As a community and an industry we have some clever strategies to deal with "fall risk" as it is euphemistically known. "Fall certainty" would be more like it. This may not be very interesting, but I am trying to tell you a story, and can only do it if you have a bit of background and theory.

So we have hourly checks. That is one way of dealing with people who don't know they can't walk. We check them hourly. The obvious problem with this practice is that they don't know when the hour is up, or that we are coming at all, or who we are when we get there for that matter. They get up when they have to pee, or hear a noise, or the urge strikes, which it often doesn't for hours at a time, a fact which is in our distinct favor. And when we do show up, they thank us and send us away, saying things like, "I'll let you know if I need some help." Which they won't because they don't. Know.

And then we have tag alarms. These devices, created by Satan, are magnets connected by string and clips that hook to the clothing and (hopefully) a stationary object such as a chair. When the person leans too far forward, the magnets separate, causing a screaming alarm that, in a perfect world, alerts the staff that the person is "on the move." Sadly, it is often just a scary noise letting us know Louise is on the floor again. And she said she'd let us know. Liar liar.

So, given winter, and brain failure, and the passage of time, eleven of sixteen of my people are at risk for falls. Six are on tag alarms. Three still have the presence of mind to use the "I've-fallen-and-I-can't-get-up" panic buttons around their necks.

These days, the unit sounds like an alarm factory, staff dashing one direction and then the other trying to determine where the sound is coming from, and like a baby's cry, they know each alarm. Apparently there are unique differences to each.

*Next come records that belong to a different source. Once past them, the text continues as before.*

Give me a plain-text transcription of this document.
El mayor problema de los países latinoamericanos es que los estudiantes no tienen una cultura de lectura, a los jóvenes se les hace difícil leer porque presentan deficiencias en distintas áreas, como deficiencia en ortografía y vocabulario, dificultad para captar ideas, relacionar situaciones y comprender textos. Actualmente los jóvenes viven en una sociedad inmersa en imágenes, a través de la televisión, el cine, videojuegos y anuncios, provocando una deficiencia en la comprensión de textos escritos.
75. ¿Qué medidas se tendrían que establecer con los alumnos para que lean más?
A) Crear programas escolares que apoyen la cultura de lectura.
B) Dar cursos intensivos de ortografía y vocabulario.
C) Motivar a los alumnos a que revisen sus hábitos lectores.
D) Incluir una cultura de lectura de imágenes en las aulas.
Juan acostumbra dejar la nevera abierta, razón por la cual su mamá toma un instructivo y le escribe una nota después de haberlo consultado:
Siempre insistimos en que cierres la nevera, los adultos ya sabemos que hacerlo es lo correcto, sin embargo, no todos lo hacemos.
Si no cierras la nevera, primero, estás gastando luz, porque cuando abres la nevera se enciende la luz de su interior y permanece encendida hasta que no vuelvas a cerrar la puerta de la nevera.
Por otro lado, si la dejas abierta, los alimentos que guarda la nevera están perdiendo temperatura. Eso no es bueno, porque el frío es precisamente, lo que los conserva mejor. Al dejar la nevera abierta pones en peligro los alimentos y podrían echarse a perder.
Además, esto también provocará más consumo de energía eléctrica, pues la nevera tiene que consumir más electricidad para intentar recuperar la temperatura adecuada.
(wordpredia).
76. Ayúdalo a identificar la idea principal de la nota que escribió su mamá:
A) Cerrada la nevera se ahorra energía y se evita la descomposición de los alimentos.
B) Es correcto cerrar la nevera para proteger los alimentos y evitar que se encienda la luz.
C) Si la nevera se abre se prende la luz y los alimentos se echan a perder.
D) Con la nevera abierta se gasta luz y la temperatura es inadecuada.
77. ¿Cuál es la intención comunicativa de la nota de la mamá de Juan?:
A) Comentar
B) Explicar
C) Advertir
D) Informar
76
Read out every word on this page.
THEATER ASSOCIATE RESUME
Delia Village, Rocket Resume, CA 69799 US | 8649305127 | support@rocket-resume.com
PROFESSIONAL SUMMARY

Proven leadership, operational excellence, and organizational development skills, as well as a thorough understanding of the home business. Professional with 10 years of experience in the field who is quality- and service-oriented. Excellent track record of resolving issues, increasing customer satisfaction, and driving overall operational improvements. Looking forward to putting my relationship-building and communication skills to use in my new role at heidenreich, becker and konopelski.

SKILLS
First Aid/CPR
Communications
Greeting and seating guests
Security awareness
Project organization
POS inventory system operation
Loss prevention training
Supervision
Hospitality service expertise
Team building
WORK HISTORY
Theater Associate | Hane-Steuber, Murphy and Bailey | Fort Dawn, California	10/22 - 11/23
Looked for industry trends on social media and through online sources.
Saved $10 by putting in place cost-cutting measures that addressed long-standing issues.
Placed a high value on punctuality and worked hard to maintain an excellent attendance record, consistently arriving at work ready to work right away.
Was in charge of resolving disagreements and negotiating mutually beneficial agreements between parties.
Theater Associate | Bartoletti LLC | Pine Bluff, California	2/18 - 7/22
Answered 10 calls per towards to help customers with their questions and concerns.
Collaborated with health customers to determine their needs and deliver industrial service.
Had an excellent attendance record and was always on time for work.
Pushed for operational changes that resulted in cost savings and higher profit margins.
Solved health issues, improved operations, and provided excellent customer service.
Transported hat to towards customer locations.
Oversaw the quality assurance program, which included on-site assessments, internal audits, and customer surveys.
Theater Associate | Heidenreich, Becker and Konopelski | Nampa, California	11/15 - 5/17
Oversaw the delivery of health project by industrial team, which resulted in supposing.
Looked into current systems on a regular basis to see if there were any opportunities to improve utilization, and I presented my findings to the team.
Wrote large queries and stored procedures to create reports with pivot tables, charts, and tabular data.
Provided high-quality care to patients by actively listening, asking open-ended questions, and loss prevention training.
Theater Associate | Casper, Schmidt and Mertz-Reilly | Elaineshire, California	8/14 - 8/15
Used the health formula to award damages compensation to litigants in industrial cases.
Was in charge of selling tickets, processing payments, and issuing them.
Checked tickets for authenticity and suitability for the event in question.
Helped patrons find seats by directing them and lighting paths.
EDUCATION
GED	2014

Anyway, I came to work on Thursday and found a note on my desk scrawled by one of my favorite guys, Robert. He sports his Obama button proudly and although he has no idea who Obama is, he knows he is a democrat and that something important happened in the election.

Robert had successfully made his way to my desk, found a flourescent green sharpie, and wrote on a napkin next to his tag alarm:

FOR SALE
This for 1 cent.
See Rob Huey

He knows who he is.

Friday, December 05, 2008

winter

I hardly know their names as the cyclic pattern of life and death plays out with seasonal predictability. Winter meets hospice and space is created for another nice lady who can't live at home anymore because the long fingers of Alzheimer's has closed her eyes and ears to all she has ever known.

Myrna moved in last night. I remember the faces of her three children and two grandchildren standing around my desk, guilty, lost, giving mother away to a stranger because in so many ways she has become a stranger. They bring her to my little community and hold their collective breath waiting for all hell to break loose as mom figures out she has been abandoned. One of them nervously laughs, they eldest, asking where is the nearest fire exit. One son says, "I can't watch this." I tell them they might be surprised. Nothing might happen at all.

So they wait, huddled around my desk as though around a campfire, while I walk down to her new apartment. I find Myrna standing with Susan, one of the staff. She says, "This is a nice hotel. I think I've been here before." Susan tells me she'll go ahead and stay a couple of days." She opens a cupboard. "My clothes are even in the closet."

"See? They thought of everything!" Susan says by way of comfort.

"How nice." Myrna says.

I returned to my desk. Her children were stunned. They asked, "So she agreed to stay for two days?"

I told them yes, and that we will do those two days over and over again for the next two years.

They ask when they can visit, thinking we might have a black-out policy like a treatment center. I tell them its her house. Come anytime. If the visits seem to set her back, we'll let you know.

This morning Myrna did set off the fire alarm thinking the hotel was on fire, but these are the details we'll work out. Together with the Portland Fire Department.